Post-Indus Waters Treaty, river inflows have dwindled whereas population growth has continued unabated. In 2010, a water management expert associated with the Punjab Irrigation Department said that our annual water availability was 1,000 cubic meter per person and these figures were based on population projections. The 2017 census data changes the water availability equation altogether making our annual per capita fresh water around 850 cubic meters; it puts us in seriously water-scarce countries’ basket. Our diminishing river inflows can be attributed to the increasing number of dams our upstream neighbor continues to build on our rivers and lower-than-normal precipitation in the catchment areas because of climate change. The tale of our ineptitude continues. Lack of ample reservoirs to store monsoon inflows and dry winters put extra pressure on our aquifer. Our farmers and our urban water supply facilities pump huge amounts of precious groundwater. In Punjab alone, there are some 1.2m tube wells performing agricultural, urban and industrial duties. We are pumping far more than we are putting back into the aquifer. Experts say Pakistan has around 3 MAF to 4 MAF shortfall of groundwater discharge annually, and our aquifer is receding at an alarming rate. Rainwater harvesting and partially treated sewage lagoons for groundwater recharge are two available solutions but we are light years away from adopting these on a large scale.
Pakistan is already a water-scarce country and we are likely to be disproportionately ravaged by climate change in the near future. For its water needs, the country is dependent on India abiding by the Indus Waters Treaty; with the Modi government threatening to pull out of the agreement, there is an urgent need to better prepare for the future. The water policy of Pakistan includes plans to double Pakistan’s water storage capabilities, using water more efficiently in the agricultural sector, reducing water loss in transport and conveyance and modernizing the country’s irrigation system. A National Water Council will be established to oversee the implementation of this policy. All the goals mentioned in the water policy are laudable and once the CCI approves it, the government needs to immediately start enforcing it. The problem, as always, is that merely stating goals is not sufficient in itself. The success of the national water policy depends on whether we can turn aspiration into reality.
According to Global Water Intelligence, a leading consultancy and publication focusing on water issues, “around 1% of the world’s population is dependent on desalinated water to meet their daily needs, but by 2025, the UN expects 14% (meaning more than 1 billion) of the world’s population to be encountering water scarcity. Unless people get radically better at water conservation, the desalination industry is the only way forward.

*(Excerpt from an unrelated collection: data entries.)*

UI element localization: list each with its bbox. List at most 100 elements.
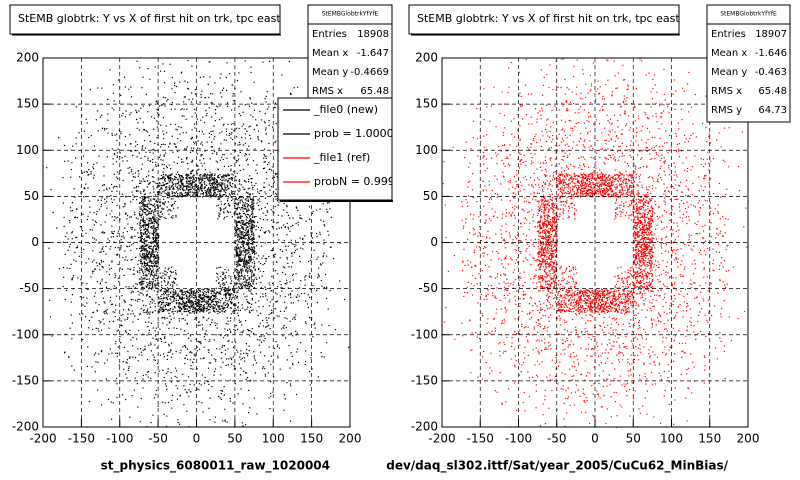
dot (189, 173, 192, 175)
dot (237, 393, 239, 395)
dot (148, 272, 150, 275)
dot (143, 229, 145, 231)
dot (139, 197, 141, 199)
dot (239, 196, 241, 198)
dot (252, 364, 254, 366)
dot (251, 234, 253, 236)
dot (157, 339, 159, 341)
dot (207, 290, 209, 293)
dot (142, 257, 144, 259)
dot (273, 317, 275, 319)
dot (95, 327, 97, 329)
dot (312, 242, 314, 244)
dot (139, 214, 141, 216)
dot (117, 247, 119, 249)
dot (262, 367, 264, 369)
dot (115, 275, 117, 277)
dot (146, 313, 148, 315)
dot (242, 259, 244, 261)
dot (193, 141, 195, 143)
dot (236, 269, 238, 271)
dot (148, 247, 151, 249)
dot (264, 161, 266, 163)
dot (178, 304, 180, 306)
dot (247, 252, 249, 254)
dot (213, 358, 215, 360)
dot (165, 385, 167, 387)
dot (163, 302, 165, 304)
dot (204, 186, 206, 189)
dot (245, 223, 247, 225)
bin (64, 132, 80, 147)
dot (154, 273, 156, 275)
dot (287, 262, 289, 264)
dot (195, 296, 197, 298)
dot (302, 248, 304, 250)
dot (167, 175, 169, 177)
dot (197, 165, 199, 167)
dot (121, 394, 124, 396)
dot (214, 296, 216, 298)
dot (257, 226, 259, 229)
dot (165, 274, 167, 276)
dot (195, 309, 197, 311)
dot (193, 308, 195, 310)
dot (246, 348, 248, 351)
dot (147, 264, 149, 266)
dot (262, 271, 265, 273)
dot (150, 200, 152, 202)
dot (152, 205, 154, 207)
dot (148, 317, 150, 319)
dot (156, 278, 159, 280)
dot (180, 307, 182, 309)
dot (202, 310, 204, 312)
dot (217, 301, 219, 303)
dot (323, 224, 325, 226)
dot (234, 307, 236, 309)
bin (182, 357, 197, 378)
dot (296, 332, 298, 334)
dot (238, 238, 240, 240)
dot (159, 216, 161, 218)
dot (248, 209, 250, 211)
dot (261, 275, 263, 277)
dot (176, 162, 178, 164)
dot (224, 187, 226, 189)
dot (219, 159, 221, 161)
dot (254, 250, 256, 252)
dot (148, 257, 150, 259)
dot (300, 280, 302, 282)
dot (204, 306, 206, 308)
dot (103, 250, 105, 252)
dot (175, 185, 177, 187)
dot (150, 350, 152, 352)
dot (249, 194, 251, 196)
dot (270, 313, 272, 315)
dot (149, 261, 151, 263)
dot (163, 270, 165, 272)
dot (146, 205, 148, 207)
dot (202, 411, 204, 413)
dot (264, 293, 267, 295)
dot (152, 169, 154, 171)
dot (191, 306, 193, 308)
dot (248, 214, 250, 216)
dot (185, 308, 187, 310)
dot (176, 193, 179, 195)
dot (259, 322, 261, 324)
dot (242, 226, 244, 228)
dot (208, 312, 210, 314)
bin (216, 334, 235, 359)
dot (294, 249, 297, 252)
dot (144, 243, 146, 245)
dot (154, 255, 156, 258)
dot (246, 253, 248, 255)
dot (174, 291, 176, 293)
dot (198, 341, 200, 343)
dot (262, 168, 264, 170)
dot (140, 237, 142, 239)
dot (167, 368, 169, 370)
dot (160, 194, 162, 196)
dot (169, 303, 171, 305)
dot (231, 293, 233, 295)
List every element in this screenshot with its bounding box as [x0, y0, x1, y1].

We are lucky enough to have a coastline that can be dotted with desalination plants and allow for our cities’ populations to be sustainable, while the water coming through rivers and lakes can be utilized appropriately for agricultural needs, which are all the more necessary for our food security and feed our growing population. Pakistan aspires to become one of the 10 largest economies in the world by 2047. Given the importance of water to Pakistan’s economy, getting water resource management right will be essential to realizing this goal. Water issues need to be resolved expediently for the sake of peace and prosperity in the country. We owe this to our future generations.
Published in Melange Intl. Magazine in July 2018.